Again, whoever ordered it is a giant moron.


----------



## dl88dl (Mar 8, 2010)

AquariAM said:


> If that's the case, whoever ordered them is a moron in the largest sense imaginable. How many people are going to convert half an olympic swimming pool?
> 
> Nobody has space for that fish. It can not be kept indoors. Period- and it's an amazon fish. If we lived in Miami and had 15,000 gal outdoor ponds, go for it. However, we live in Canada, where it freezes in winter, and this fish comes from the Amazon, near the equator, where it's always hot. Do the math.
> 
> Again, whoever ordered it is a giant moron.


I agree with you on this one...this fish can grow over 2 meters


----------



## Cypher (Apr 15, 2006)

Its a beautiful fish - and full sized adults are even more attractive.

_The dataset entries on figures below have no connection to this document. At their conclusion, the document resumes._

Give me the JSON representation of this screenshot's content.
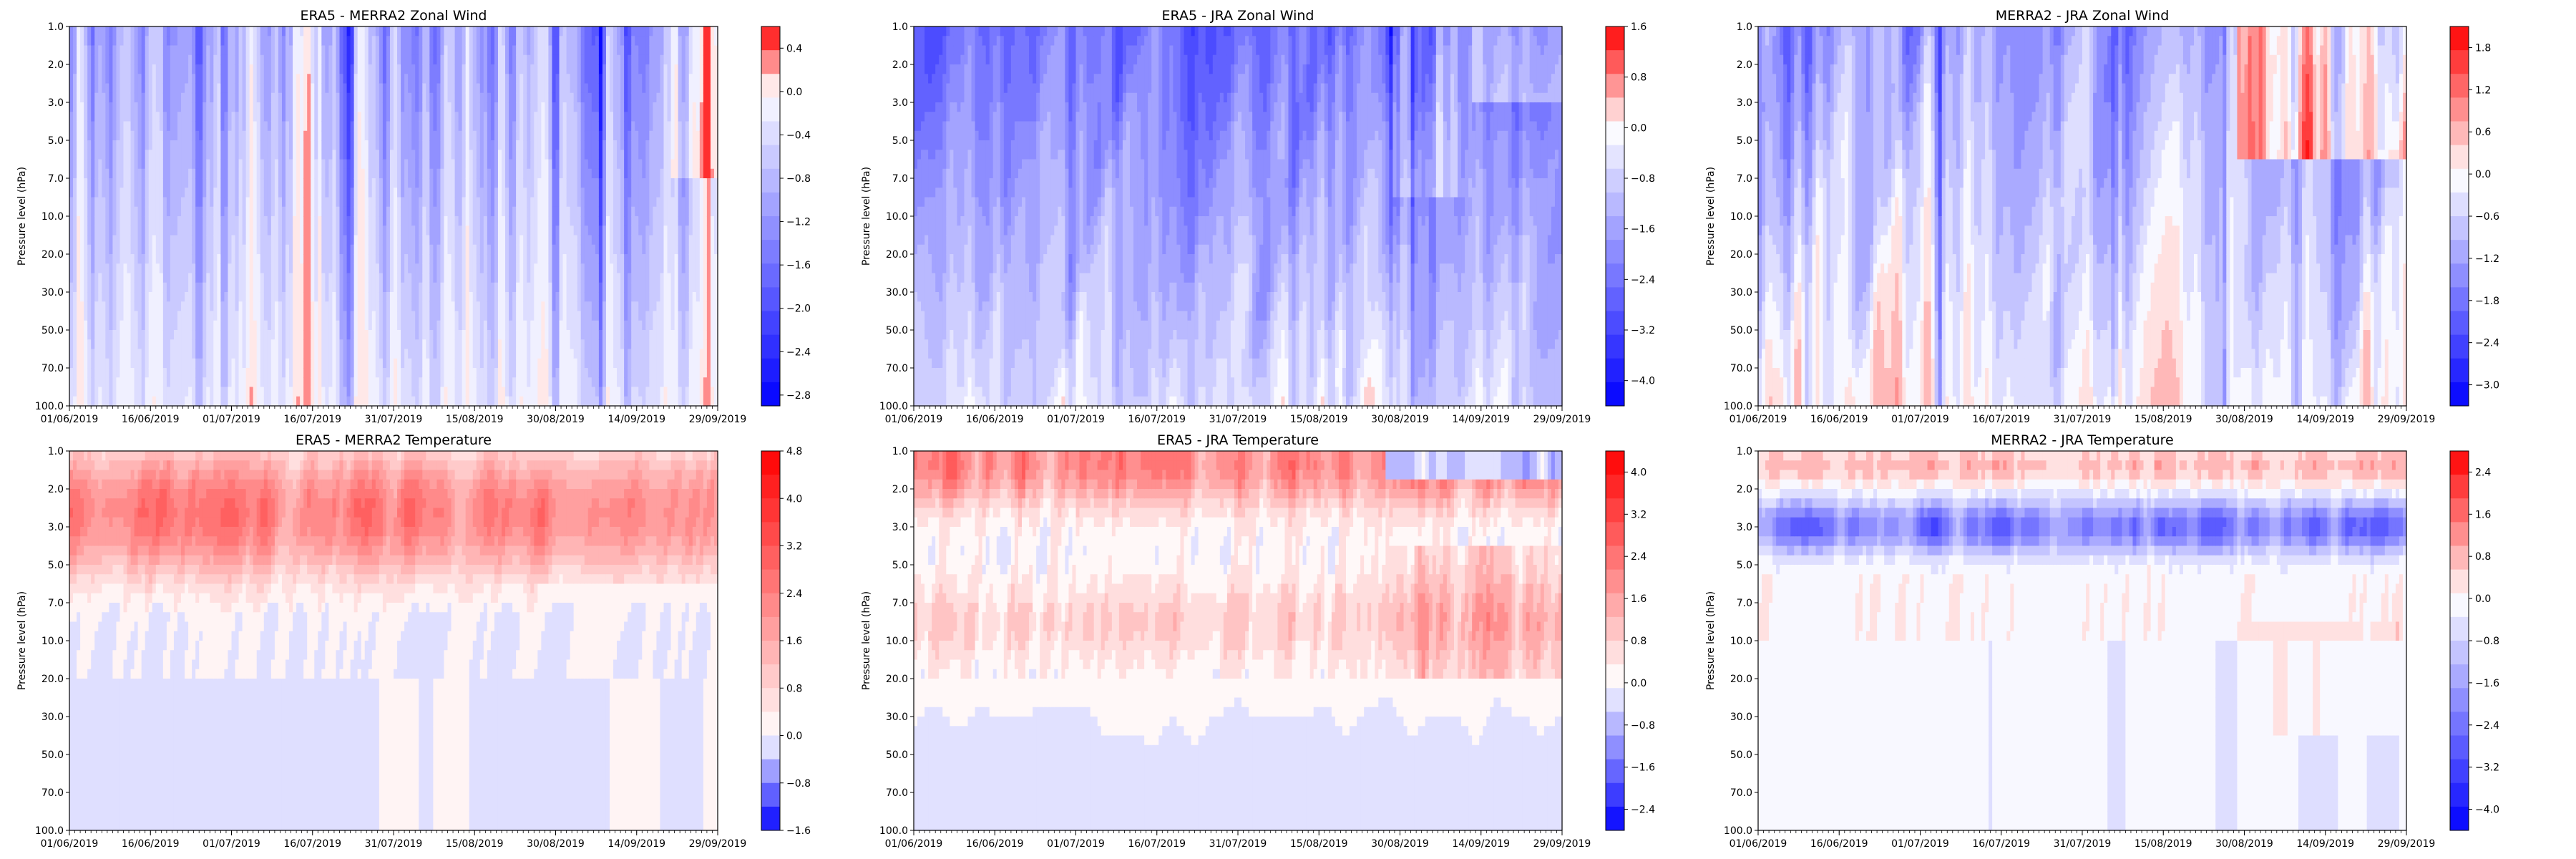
{
  "figure": {
    "ylabel": "Pressure level (hPa)",
    "y_ticks": [
      "1.0",
      "2.0",
      "3.0",
      "5.0",
      "7.0",
      "10.0",
      "20.0",
      "30.0",
      "50.0",
      "70.0",
      "100.0"
    ],
    "x_ticks": [
      "01/06/2019",
      "16/06/2019",
      "01/07/2019",
      "16/07/2019",
      "31/07/2019",
      "15/08/2019",
      "30/08/2019",
      "14/09/2019",
      "29/09/2019"
    ],
    "colors": {
      "blue": "#0000ff",
      "white": "#ffffff",
      "red": "#ff0000"
    }
  },
  "chart_data": [
    {
      "type": "heatmap",
      "title": "ERA5 - MERRA2 Zonal Wind",
      "ylabel": "Pressure level (hPa)",
      "colorbar": {
        "ticks": [
          "0.4",
          "0.0",
          "−0.4",
          "−0.8",
          "−1.2",
          "−1.6",
          "−2.0",
          "−2.4",
          "−2.8"
        ],
        "vmin": -2.9,
        "vmax": 0.6
      },
      "pattern": "wind1"
    },
    {
      "type": "heatmap",
      "title": "ERA5 - JRA Zonal Wind",
      "ylabel": "Pressure level (hPa)",
      "colorbar": {
        "ticks": [
          "1.6",
          "0.8",
          "0.0",
          "−0.8",
          "−1.6",
          "−2.4",
          "−3.2",
          "−4.0"
        ],
        "vmin": -4.4,
        "vmax": 1.6
      },
      "pattern": "wind2"
    },
    {
      "type": "heatmap",
      "title": "MERRA2 - JRA Zonal Wind",
      "ylabel": "Pressure level (hPa)",
      "colorbar": {
        "ticks": [
          "1.8",
          "1.2",
          "0.6",
          "0.0",
          "−0.6",
          "−1.2",
          "−1.8",
          "−2.4",
          "−3.0"
        ],
        "vmin": -3.3,
        "vmax": 2.1
      },
      "pattern": "wind3"
    },
    {
      "type": "heatmap",
      "title": "ERA5 - MERRA2 Temperature",
      "ylabel": "Pressure level (hPa)",
      "colorbar": {
        "ticks": [
          "4.8",
          "4.0",
          "3.2",
          "2.4",
          "1.6",
          "0.8",
          "0.0",
          "−0.8",
          "−1.6"
        ],
        "vmin": -1.6,
        "vmax": 4.8
      },
      "pattern": "temp1"
    },
    {
      "type": "heatmap",
      "title": "ERA5 - JRA Temperature",
      "ylabel": "Pressure level (hPa)",
      "colorbar": {
        "ticks": [
          "4.0",
          "3.2",
          "2.4",
          "1.6",
          "0.8",
          "0.0",
          "−0.8",
          "−1.6",
          "−2.4"
        ],
        "vmin": -2.8,
        "vmax": 4.4
      },
      "pattern": "temp2"
    },
    {
      "type": "heatmap",
      "title": "MERRA2 - JRA Temperature",
      "ylabel": "Pressure level (hPa)",
      "colorbar": {
        "ticks": [
          "2.4",
          "1.6",
          "0.8",
          "0.0",
          "−0.8",
          "−1.6",
          "−2.4",
          "−3.2",
          "−4.0"
        ],
        "vmin": -4.4,
        "vmax": 2.8
      },
      "pattern": "temp3"
    }
  ]
}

I saw a few 18 inch babies of these being sold in a fish store when I was still working in Singapore. Crazy to keep them in homes (unless u have an indoor swimming pool) as they actually get really, really big and have very large appetites to go with their size. Historically in the wild, specimens used to be caught that were over 3 meters long. Not too often now from what I hear.

Watch the documentary "Rivers of the sun: The amazon". Some nice shots of them there.


----------



## Guest (Mar 19, 2010)

bigfishy said:


> I was told by my MSN friend in Mississauga
> 
> I know they are cited and requires a permit to keep, but it doesn't hurt to take a look at the largest freshwater fish in the world!


They don't require a permit to keep, just to import. The are CITES appendix II


----------



## Darkside (Sep 14, 2009)

I can confirm that they are at that Big Al's.


----------



## ryno1974 (Dec 6, 2009)

Saw them there on Wednesday, was quite surprised. One was on hold for someone, the other 2 or 3 were available. I beleive they were 129 though.

Anyway, I have also seen adults in a massive 55,000 gallon tank, and they are BIG. And scary looking. I cant imagine who is going to buy those poor little guys.


----------